Glossary
What is Agent-to-agent protocol (A2A)?
Last updated: 2026-05-26
Definition
An agent-to-agent (A2A) protocol is a standardised way for AI agents — potentially built by different vendors, on different stacks — to discover each other, exchange tasks, and report results. Where tool calling lets one agent invoke deterministic functions, A2A lets one agent delegate to another autonomous agent that may itself plan, use tools, and call other agents.
Why Agent-to-agent protocol matters
As organisations deploy more agents, the value moves from "agent that does X well" to "agents that compose well". A2A is the missing protocol layer between LLM-as-judge and human-as-orchestrator. Google launched A2A in April 2025; Anthropic, OpenAI, and other vendors are converging on similar specs. Early adopters lock in cross-vendor workflows that proprietary platforms cannot match.
How Agent-to-agent protocol works
- 1Each agent exposes an "agent card" — a small JSON document with its capabilities, input/output schemas, and authentication.
- 2A calling agent discovers a target via a directory (or a passed agent-card URL) and sends a task in a standard envelope.
- 3The target agent runs autonomously; intermediate updates and final results stream back over Server-Sent Events or webhooks.
- 4Both agents log the interaction for audit; the calling agent decides whether to retry, escalate to human, or move on based on the result.
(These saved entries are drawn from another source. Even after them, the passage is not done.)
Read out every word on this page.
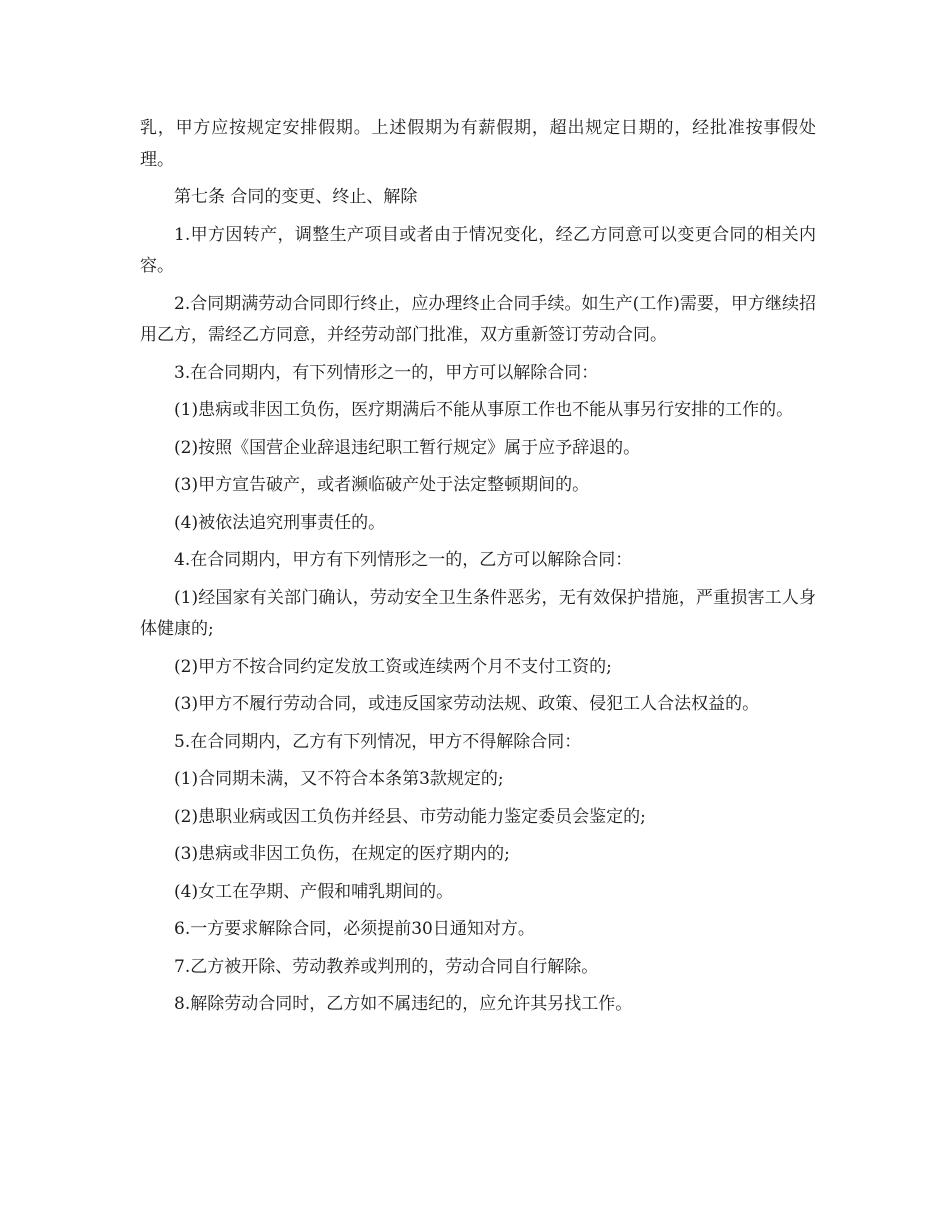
乳，甲方应按规定安排假期。上述假期为有薪假期，超出规定日期的，经批准按事假处理。

第七条 合同的变更、终止、解除

1.甲方因转产，调整生产项目或者由于情况变化，经乙方同意可以变更合同的相关内容。

2.合同期满劳动合同即行终止，应办理终止合同手续。如生产(工作)需要，甲方继续招用乙方，需经乙方同意，并经劳动部门批准，双方重新签订劳动合同。

3.在合同期内，有下列情形之一的，甲方可以解除合同：

(1)患病或非因工负伤，医疗期满后不能从事原工作也不能从事另行安排的工作的。

(2)按照《国营企业辞退违纪职工暂行规定》属于应予辞退的。

(3)甲方宣告破产，或者濒临破产处于法定整顿期间的。

(4)被依法追究刑事责任的。

4.在合同期内，甲方有下列情形之一的，乙方可以解除合同：

(1)经国家有关部门确认，劳动安全卫生条件恶劣，无有效保护措施，严重损害工人身体健康的;

(2)甲方不按合同约定发放工资或连续两个月不支付工资的;

(3)甲方不履行劳动合同，或违反国家劳动法规、政策、侵犯工人合法权益的。

5.在合同期内，乙方有下列情况，甲方不得解除合同：

(1)合同期未满，又不符合本条第3款规定的;

(2)患职业病或因工负伤并经县、市劳动能力鉴定委员会鉴定的;

(3)患病或非因工负伤，在规定的医疗期内的;

(4)女工在孕期、产假和哺乳期间的。

6.一方要求解除合同，必须提前30日通知对方。

7.乙方被开除、劳动教养或判刑的，劳动合同自行解除。

8.解除劳动合同时，乙方如不属违纪的，应允许其另找工作。
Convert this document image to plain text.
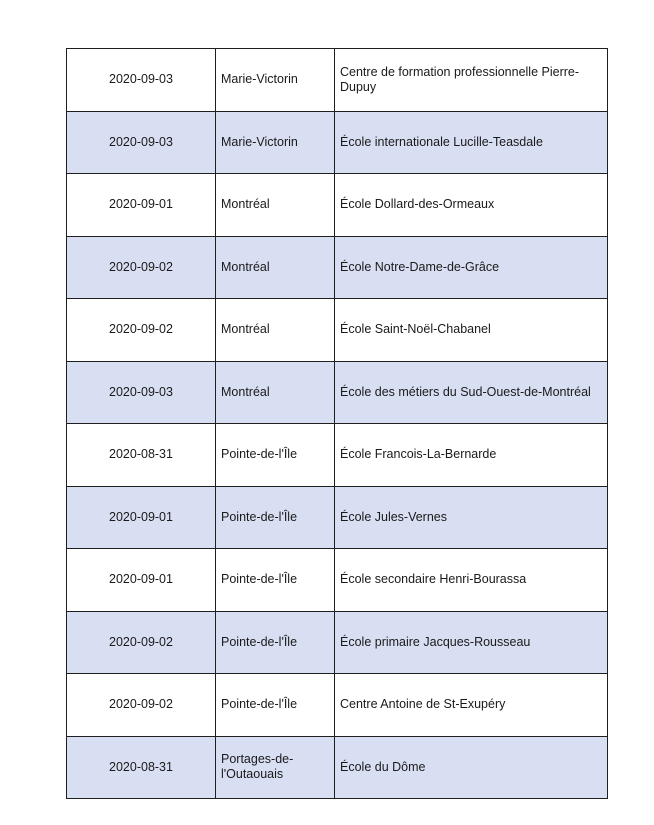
2020-09-03	Marie-Victorin	Centre de formation professionnelle Pierre-Dupuy
2020-09-03	Marie-Victorin	École internationale Lucille-Teasdale
2020-09-01	Montréal	École Dollard-des-Ormeaux
2020-09-02	Montréal	École Notre-Dame-de-Grâce
2020-09-02	Montréal	École Saint-Noël-Chabanel
2020-09-03	Montréal	École des métiers du Sud-Ouest-de-Montréal
2020-08-31	Pointe-de-l'Île	École Francois-La-Bernarde
2020-09-01	Pointe-de-l'Île	École Jules-Vernes
2020-09-01	Pointe-de-l'Île	École secondaire Henri-Bourassa
2020-09-02	Pointe-de-l'Île	École primaire Jacques-Rousseau
2020-09-02	Pointe-de-l'Île	Centre Antoine de St-Exupéry
2020-08-31	Portages-de-l'Outaouais	École du Dôme
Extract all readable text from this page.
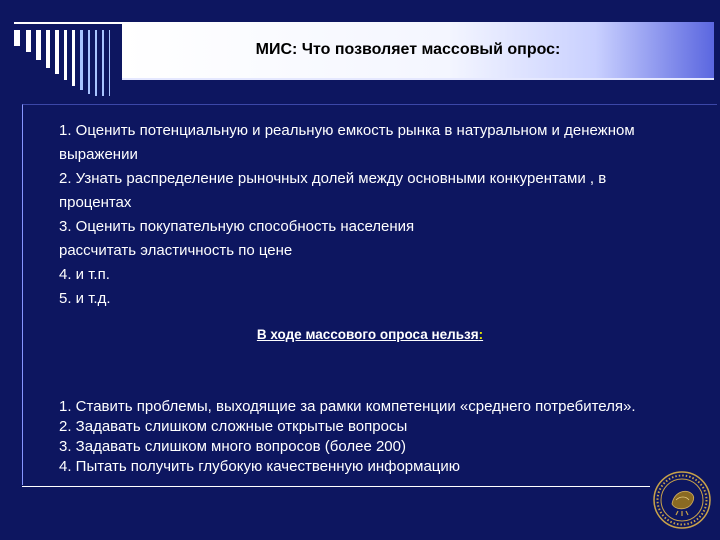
МИС: Что позволяет массовый опрос:
1. Оценить потенциальную и реальную емкость рынка в натуральном и денежном
выражении
2. Узнать распределение рыночных долей между основными конкурентами , в
процентах
3. Оценить покупательную способность населения
рассчитать эластичность по цене
4. и т.п.
5. и т.д.
В ходе массового опроса нельзя:
1. Ставить проблемы, выходящие за рамки компетенции «среднего потребителя».
2. Задавать слишком сложные открытые вопросы
3. Задавать слишком много вопросов (более 200)
4. Пытать получить глубокую качественную информацию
- 5A2A intentionally does not specify the agent's internals — vendor lock-in is at the implementation layer, not the protocol layer.
Examples
- A sales-research agent delegates "draft a cold-outreach sequence for this company" to a marketing agent owned by a different vendor and gets back ready-to-send drafts.
- A compliance agent in finance hands off "summarise the regulatory impact of this change" to a specialist legal agent maintained by external counsel.
- A customer-service agent escalates "investigate this refund dispute" to an accounting agent that has access to ledger systems the support agent intentionally does not.
References
Related concepts
AI agent
An AI agent is a software program that uses a large language model (LLM) to autonomously plan and complete a task, combining reasoning, tool use, and memory. Unlike a one-shot prompt, an agent can break a goal into steps, call external tools or APIs, and decide what to do next based on intermediate results.
Multi-agent orchestration
Multi-agent orchestration is the practice of chaining multiple specialized AI agents into a single workflow, where each agent has a defined role (researcher, writer, reviewer, publisher) and outputs flow from one agent to the next. The orchestrator decides the order, handles retries, and enforces guardrails between steps.
Model Context Protocol (MCP)
Model Context Protocol (MCP) is an open standard introduced by Anthropic in 2024 that defines how AI agents connect to external data sources and tools. MCP servers expose data and capabilities; MCP clients (LLMs and agent platforms) discover and call them through a uniform interface — eliminating per-tool custom integration code.
Tool calling
Tool calling (also "function calling") is the LLM capability that lets a model emit a structured request to execute an external function, receive the result, and incorporate it into the next response. It is the technical primitive that turns a passive chatbot into an active agent — without tool calling, an LLM can only talk; with it, it can act.
FAQ
Agent-to-agent protocol — common questions
- How is A2A different from MCP?
- MCP standardises how an LLM client talks to TOOLS (stateless functions). A2A standardises how an agent talks to ANOTHER AGENT (stateful, autonomous, possibly long-running). The two are complementary — an A2A target agent often uses MCP tools internally.
- Is A2A production-ready in 2026?
- The Google A2A spec hit 1.0 in mid-2025; reference implementations exist for Python and Node. Vendor adoption is still building. Most production setups today are single-vendor multi-agent orchestration; A2A becomes critical when you want cross-vendor or cross-org agent collaboration.
- What about security in A2A?
- A2A leaves auth to the implementations. Practical patterns: scoped JWTs per agent, mutual TLS between agent endpoints, and explicit allow-listing of trusted target agents. Treat A2A targets like third-party SaaS — DPA in place, log everything, scope credentials.